DHU数据科学技术与应用 第八次作业——机器学习建模分析

全部都是啥也不会的薯条自己抄书+网上查资料瞎写的,不保证是正确答案

不要照搬!不要照搬!不要照搬!

1. (简答题, 50分)

Energy Efficiency数据集( ENB2012_data.xlsx,ENB2012.names)记录不同房屋的制热能源消耗和制冷能源消耗。包括768条记录,8个特征属性,两个预测值。具体说明见ENB2012.names。

  1. 1)在全数据集上训练线性回归模型预测制热能耗,计算模型性能:RMSE以及R2;

  2. 2)将数据集划分训练集和测试集,在训练集上训练线性回归模型,分析模型在训练集

和测试集上的性能。

import pandas as pd
from sklearn import model_selection
from sklearn import metrics
from sklearn.linear_model import LinearRegression

# 1) 在全数据集上训练线性回归模型预测制热能耗,计算模型性能:RMSE以及R2
filename = 'data\ENB2012_data.xlsx'
data = pd.read_excel(filename)
# print(data.iloc[0:769,:].values)

X = data.iloc[:,0:8]
y = data.iloc[:,8]    #制热
linreg = LinearRegression()
linreg.fit(X,y)
print("intercept: ",linreg.intercept_,"\ncoefficient: ",linreg.coef_)  #截距+回归系数

y_pred = linreg.predict(X)
err = metrics.mean_squared_error(y,y_pred)    # RMSE
print('The mean square error is: {:2f}'.format(err))
predict_score1 = linreg.score(X,y)   # R^2
print('The decision coefficient is: {:2f}'.format(predict_score1),"\n")

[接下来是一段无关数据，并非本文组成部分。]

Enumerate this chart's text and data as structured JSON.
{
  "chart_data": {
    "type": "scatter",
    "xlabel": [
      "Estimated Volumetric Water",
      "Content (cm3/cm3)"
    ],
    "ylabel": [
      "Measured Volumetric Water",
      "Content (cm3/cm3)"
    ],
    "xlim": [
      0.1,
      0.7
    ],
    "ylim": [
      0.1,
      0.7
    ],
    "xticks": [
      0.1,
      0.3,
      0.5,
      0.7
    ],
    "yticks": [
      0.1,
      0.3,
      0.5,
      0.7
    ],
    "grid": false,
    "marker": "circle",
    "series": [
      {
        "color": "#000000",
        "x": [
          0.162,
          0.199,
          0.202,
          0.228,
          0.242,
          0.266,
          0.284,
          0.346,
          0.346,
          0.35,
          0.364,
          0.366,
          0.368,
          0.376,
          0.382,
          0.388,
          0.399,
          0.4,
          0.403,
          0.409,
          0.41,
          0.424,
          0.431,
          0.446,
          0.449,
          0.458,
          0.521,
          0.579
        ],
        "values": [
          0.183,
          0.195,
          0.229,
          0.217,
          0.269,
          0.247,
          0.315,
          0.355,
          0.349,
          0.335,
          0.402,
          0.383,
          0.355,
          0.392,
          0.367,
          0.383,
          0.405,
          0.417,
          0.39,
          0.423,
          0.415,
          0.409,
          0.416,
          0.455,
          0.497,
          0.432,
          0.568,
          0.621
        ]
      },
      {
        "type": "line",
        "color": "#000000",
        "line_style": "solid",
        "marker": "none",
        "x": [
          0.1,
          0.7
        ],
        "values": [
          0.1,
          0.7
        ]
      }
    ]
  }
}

# 2) 将数据集划分训练集和测试集,在训练集上训练线性回归模型,分析模型在训练集和测试集上的性能
y = data.iloc[:,8:10]    #制热+制冷
X_train,X_test,y_train,y_test = model_selection.train_test_split(X,y,test_size=0.35,random_state=1)     #切分

linregTr = LinearRegression()
linregTr.fit(X_train,y_train)
print("intercept: ",linregTr.intercept_,"\ncoefficient: ",linregTr.coef_)  #截距+回归系数

y_train_pred = linregTr.predict(X_train)
y_test_pred = linregTr.predict(X_test)
train_err = metrics.mean_squared_error(y_train,y_train_pred)    # RMSE
test_err = metrics.mean_squared_error(y_test,y_test_pred)   # RMSE
print('The mean square error of train and test are: {:2f},{:2f}'.format(train_err,test_err))
predict_score2 = linregTr.score(X_test,y_test)   # R^2
print('The decision coefficient is: {:2f}'.format(predict_score2))

2. (简答题, 50分)

基于bankpep数据集,划分训练集与测试集,建立分类模型。 

  1. 1)使用决策树在训练集上建立分类模型,记录模型在测试集上的性能;

  2. 2)自学朴素贝叶斯、支持向量集训练分类模型的方法,分别在训练集上建立分类模型,记录模型在测试集上的性能;

  3. 3) 分析比较三种方法的性能差异。

1)决策树

# 基于bankpep数据集,划分训练集与测试集,建立分类模型

import pandas as pd
from sklearn import model_selection, tree

filename = 'data\bankpep.csv'
data1 = pd.read_csv(filename, index_col=0, header=None, skiprows=1)
# print(data)
data1.loc[data1[2] == 'FEMALE', 2] = 1
data1.loc[data1[2] == 'MALE', 2] = 0
data1.loc[data1[3] == 'INNER_CITY', 3] = 0
data1.loc[data1[3] == 'TOWN', 3] = 1
data1.loc[data1[3] == 'RURAL', 3] = 2
data1.loc[data1[3] == 'SUBURBAN', 3] = 3
data1.loc[data1[5] == 'YES', 5] = 1
data1.loc[data1[5] == 'NO', 5] = 0
data1.loc[data1[6] == 'YES', 6] = 1
data1.loc[data1[6] == 'NO', 6] = 0
data1.loc[data1[7] == 'YES', 7] = 1
data1.loc[data1[7] == 'NO', 7] = 0
data1.loc[data1[8] == 'YES', 8] = 1
data1.loc[data1[8] == 'NO', 8] = 0
data1.loc[data1[9] == 'YES', 9] = 1
data1.loc[data1[9] == 'NO', 9] = 0
data1.loc[data1[10] == 'YES', 10] = 1
data1.loc[data1[10] == 'NO', 10] = 0
data1.loc[data1[11] == 'YES', 11] = 1
data1.loc[data1[11] == 'NO', 11] = 0
# print(data, '\n')

# 1) 使用决策树在训练集上建立分类模型,记录模型在测试集上的性能
X1 = data1.iloc[:, 0:10]
y1 = data1.iloc[:, 10]
# linreg = LinearRegression()
# linreg.fit(X,y)
# print(linreg.intercept_,linreg.coef_)
X_train1, X_test1, y_train1, y_test1 = model_selection.train_test_split(X1, y1, test_size=0.35, random_state=1)
clf = tree.DecisionTreeClassifier()
clf = clf.fit(X_train1, y_train1.astype('float64'))
score1 = clf.score(X_test1, y_test1.astype('float64'))
print('1) 决策树\nscore =', score1)

2) 朴素贝叶斯

资料来源:朴素贝叶斯算法(python 实现)

在这里需要注意:上方资料中的贝叶斯算法使用数据集类型数据进行计算,而先前题目中data数据是dataframe类型。薯条在这里尝试了一个下午,最后选择了强行转换为数组形式,等效于数据集代入公式计算。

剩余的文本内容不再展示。